O nascimento artístico e teatral próprio do tipo de comédia que é amarga, que é irônica, que é contrária, pungente e cativa, vem de um tempo muito antigo, de um livro muito famoso chamado “A Comédia”, que depois foi renomeado como “A Divina Comédia”, mas cujo verdadeiro nome era simplesmente “A Comédia” – e é isso que ele era, uma mistura de todos os gêneros: drama, entretenimento,  vulgaridade (...) [1]

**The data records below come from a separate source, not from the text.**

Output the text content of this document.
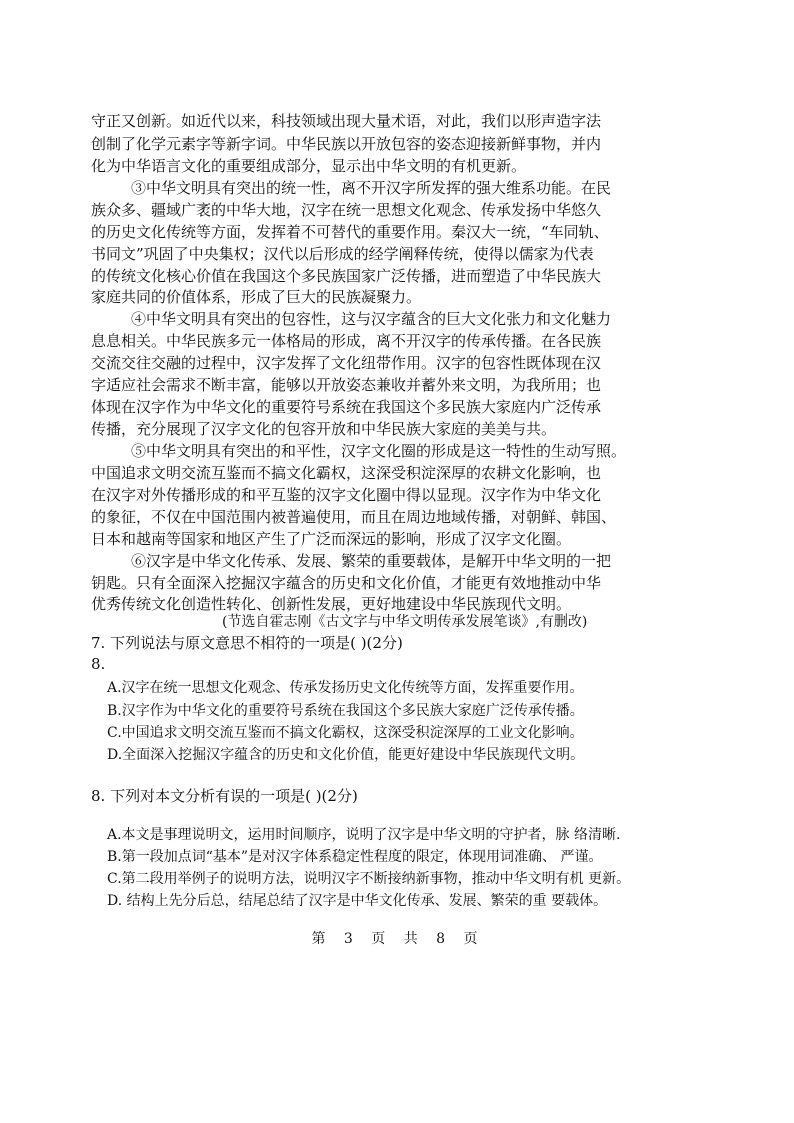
守正又创新。如近代以来，科技领域出现大量术语，对此，我们以形声造字法
创制了化学元素字等新字词。中华民族以开放包容的姿态迎接新鲜事物，并内
化为中华语言文化的重要组成部分，显示出中华文明的有机更新。
③中华文明具有突出的统一性，离不开汉字所发挥的强大维系功能。在民
族众多、疆域广袤的中华大地，汉字在统一思想文化观念、传承发扬中华悠久
的历史文化传统等方面，发挥着不可替代的重要作用。秦汉大一统，“车同轨、
书同文”巩固了中央集权；汉代以后形成的经学阐释传统，使得以儒家为代表
的传统文化核心价值在我国这个多民族国家广泛传播，进而塑造了中华民族大
家庭共同的价值体系，形成了巨大的民族凝聚力。
④中华文明具有突出的包容性，这与汉字蕴含的巨大文化张力和文化魅力
息息相关。中华民族多元一体格局的形成，离不开汉字的传承传播。在各民族
交流交往交融的过程中，汉字发挥了文化纽带作用。汉字的包容性既体现在汉
字适应社会需求不断丰富，能够以开放姿态兼收并蓄外来文明，为我所用；也
体现在汉字作为中华文化的重要符号系统在我国这个多民族大家庭内广泛传承
传播，充分展现了汉字文化的包容开放和中华民族大家庭的美美与共。
⑤中华文明具有突出的和平性，汉字文化圈的形成是这一特性的生动写照。
中国追求文明交流互鉴而不搞文化霸权，这深受积淀深厚的农耕文化影响，也
在汉字对外传播形成的和平互鉴的汉字文化圈中得以显现。汉字作为中华文化
的象征，不仅在中国范围内被普遍使用，而且在周边地域传播，对朝鲜、韩国、
日本和越南等国家和地区产生了广泛而深远的影响，形成了汉字文化圈。
⑥汉字是中华文化传承、发展、繁荣的重要载体，是解开中华文明的一把
钥匙。只有全面深入挖掘汉字蕴含的历史和文化价值，才能更有效地推动中华
优秀传统文化创造性转化、创新性发展，更好地建设中华民族现代文明。
(节选自霍志刚《古文字与中华文明传承发展笔谈》,有删改)
7. 下列说法与原文意思不相符的一项是( )(2分)
8.
A.汉字在统一思想文化观念、传承发扬历史文化传统等方面，发挥重要作用。
B.汉字作为中华文化的重要符号系统在我国这个多民族大家庭广泛传承传播。
C.中国追求文明交流互鉴而不搞文化霸权，这深受积淀深厚的工业文化影响。
D.全面深入挖掘汉字蕴含的历史和文化价值，能更好建设中华民族现代文明。
8. 下列对本文分析有误的一项是( )(2分)
A.本文是事理说明文，运用时间顺序，说明了汉字是中华文明的守护者，脉 络清晰.
B.第一段加点词“基本”是对汉字体系稳定性程度的限定，体现用词准确、 严谨。
C.第二段用举例子的说明方法，说明汉字不断接纳新事物，推动中华文明有机 更新。
D. 结构上先分后总，结尾总结了汉字是中华文化传承、发展、繁荣的重 要载体。
第 3 页 共 8 页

A perspectiva de Monicelli parte então deste princípio literário original da Comédia: que cabe a ela a representação dos assuntos dos homens e de suas vidas, e que suas peças fundamentais são as pessoas em suas diferenças e a realidade em suas contradições. Os seus protagonistas são comoventes e familiares, apesar de exagerados em suas falhas e fracassos, e caminham errantes, superestimando a própria competência, na direção de seus finais infelizes. Descrevendo dessa forma, a obra de Monicelli parece um desfile de tragédia mas, ainda segundo o próprio, o riso vem justamente dessa miséria compartilhada e conhecida, da pobreza, da fome, da doença e da velhice. A graça casada com a desgraça: “Esses são os temas que fazem os italianos rirem, pelo menos.[2]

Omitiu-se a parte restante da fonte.